I must warn readers that this is probably not the happiest of posts that you will read on this blog. In this post I intend to talk about mortality and a few other not-so-nice things. If you've had a bit of a bad day and really don't want to make it any worse, I won't be offended if you click away now. Might I suggest this link as an alternative?
To quote from the abstract of a recent article appearing in the Journal of Child Neurology: "..there is a higher than expected rate of mortality in individuals with autism and epilepsy than autism alone". Similar studies have confirmed this grim finding related to autism and one of its more frequent co-morbidities. Most people would find it very difficult to say that there are any 'positives' related to having epilepsy or other seizure-type disorder on quality of life either when co-morbid to autism or stand-alone.
Even looking on the Epilepsy Society website there is little to alter such an opinion. Yes, epilepsy can be managed, and managed quite well by things like medication, and yes for the vast majority of people it is not a consistent, on-going problem.

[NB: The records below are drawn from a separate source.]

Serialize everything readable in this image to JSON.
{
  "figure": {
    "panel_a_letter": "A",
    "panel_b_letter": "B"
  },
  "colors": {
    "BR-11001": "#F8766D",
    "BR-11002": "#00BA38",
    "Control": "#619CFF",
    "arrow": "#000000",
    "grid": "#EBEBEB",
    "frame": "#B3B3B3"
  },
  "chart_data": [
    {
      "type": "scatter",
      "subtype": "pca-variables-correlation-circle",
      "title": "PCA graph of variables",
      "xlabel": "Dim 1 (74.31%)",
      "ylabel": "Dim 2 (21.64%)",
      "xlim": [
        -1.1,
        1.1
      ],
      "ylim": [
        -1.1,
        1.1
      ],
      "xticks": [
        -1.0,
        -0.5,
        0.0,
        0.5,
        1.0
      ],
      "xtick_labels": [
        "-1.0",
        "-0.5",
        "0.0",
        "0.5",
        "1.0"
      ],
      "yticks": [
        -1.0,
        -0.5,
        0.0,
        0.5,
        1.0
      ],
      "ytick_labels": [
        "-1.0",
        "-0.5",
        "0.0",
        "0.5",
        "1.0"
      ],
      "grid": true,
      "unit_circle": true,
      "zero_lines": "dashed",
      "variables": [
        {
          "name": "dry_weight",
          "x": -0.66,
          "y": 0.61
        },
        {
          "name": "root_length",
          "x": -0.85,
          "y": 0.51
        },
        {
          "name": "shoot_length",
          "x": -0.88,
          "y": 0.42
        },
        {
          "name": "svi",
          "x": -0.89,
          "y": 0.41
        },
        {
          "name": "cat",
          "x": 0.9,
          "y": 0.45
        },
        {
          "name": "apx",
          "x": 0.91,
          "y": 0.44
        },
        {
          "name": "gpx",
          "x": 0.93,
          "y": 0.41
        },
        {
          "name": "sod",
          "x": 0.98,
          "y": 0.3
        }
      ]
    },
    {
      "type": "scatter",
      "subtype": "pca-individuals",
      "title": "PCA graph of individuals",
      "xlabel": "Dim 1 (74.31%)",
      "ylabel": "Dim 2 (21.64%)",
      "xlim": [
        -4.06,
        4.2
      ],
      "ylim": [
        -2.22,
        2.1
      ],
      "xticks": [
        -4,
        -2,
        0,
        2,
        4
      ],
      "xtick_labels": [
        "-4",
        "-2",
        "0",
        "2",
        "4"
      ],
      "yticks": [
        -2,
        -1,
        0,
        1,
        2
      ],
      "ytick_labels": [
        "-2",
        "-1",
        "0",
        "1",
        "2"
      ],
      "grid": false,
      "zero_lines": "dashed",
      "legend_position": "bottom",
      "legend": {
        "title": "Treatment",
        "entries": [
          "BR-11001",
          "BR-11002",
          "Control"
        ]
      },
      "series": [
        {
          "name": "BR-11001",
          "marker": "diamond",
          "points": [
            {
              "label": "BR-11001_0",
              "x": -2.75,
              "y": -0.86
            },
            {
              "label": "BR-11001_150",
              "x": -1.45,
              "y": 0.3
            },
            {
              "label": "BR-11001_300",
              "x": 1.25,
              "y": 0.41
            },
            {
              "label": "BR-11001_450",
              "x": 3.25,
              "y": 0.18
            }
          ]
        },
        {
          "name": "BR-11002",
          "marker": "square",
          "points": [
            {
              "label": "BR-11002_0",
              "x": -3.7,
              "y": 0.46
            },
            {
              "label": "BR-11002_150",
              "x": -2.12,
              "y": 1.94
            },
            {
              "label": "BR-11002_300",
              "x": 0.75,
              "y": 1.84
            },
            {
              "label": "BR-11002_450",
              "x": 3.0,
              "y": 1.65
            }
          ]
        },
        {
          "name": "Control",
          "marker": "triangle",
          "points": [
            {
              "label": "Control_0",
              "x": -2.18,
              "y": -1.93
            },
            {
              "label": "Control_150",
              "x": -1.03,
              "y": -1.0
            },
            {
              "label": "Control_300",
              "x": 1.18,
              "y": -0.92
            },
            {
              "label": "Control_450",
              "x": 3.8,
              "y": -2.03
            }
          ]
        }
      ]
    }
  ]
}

The only thing is that unfortunately people do perish following conditions like status epilepticus and even the anti-epilepsy medications are not without their potential side-effects and developmental effects. [At this point I give a disclaimer on not stopping or altering any medication without seeking medical advice].
Epilepsy and seizure-type disorders have long been associated with autism. The figures are slightly variable as to the extent of the overlap but generally range between 5-40% of people with an autism spectrum condition presenting also with epilepsy at some point in their life. There are lots of different types of epilepsy / seizure-type disorders and quite a few other conditions carrying a higher rate of epilepsy.
With regards to co-morbidity with autism, no-one really knows why there is a heightened risk of epilepsy. There is a correlation, of sorts, between various genetic syndromes presenting with autistic features and epilepsy which could indicate some genetic involvement.
Time of onset of epilepsy in autism might also suggest some variable effect from either environmental or maturational processes. I previously blogged about puberty and autism and a potential relationship there. Other authors have described behavioural regression as being a key correlate with seizure activity onset. I am sure that there are other potential correlates between autism and epilepsy; this article discusses a link between epilepsy and encephalitis following on from the suggestion of a link between autism and viral infection.
Management of epilepsy usually involves medication (as previously discussed) but in some cases can also include things like diet and supplementation of other compounds for certain types of epilepsy. The same kind of diet (ketogenic) has also been suggested for autism without epilepsy; I might come back to this in a future post.
Other, more radical ideas such as the application of vagal nerve stimulation, used for the treatment of epilepsy, to autism remain under investigation.
I apologise again to readers for the grimness of this post. I do stress that epilepsy co-morbid to autism is not an automatic pathway to early mortality - not by any means at all. With the right medicines management, epilepsy can be managed, and managed well.
I suppose the take home message is that epilepsy, in any one of it's many guises, can be common to autism and because of its health implications, really deserves appropriate screening in at-risk groups. Making it a research priority might also be a good idea.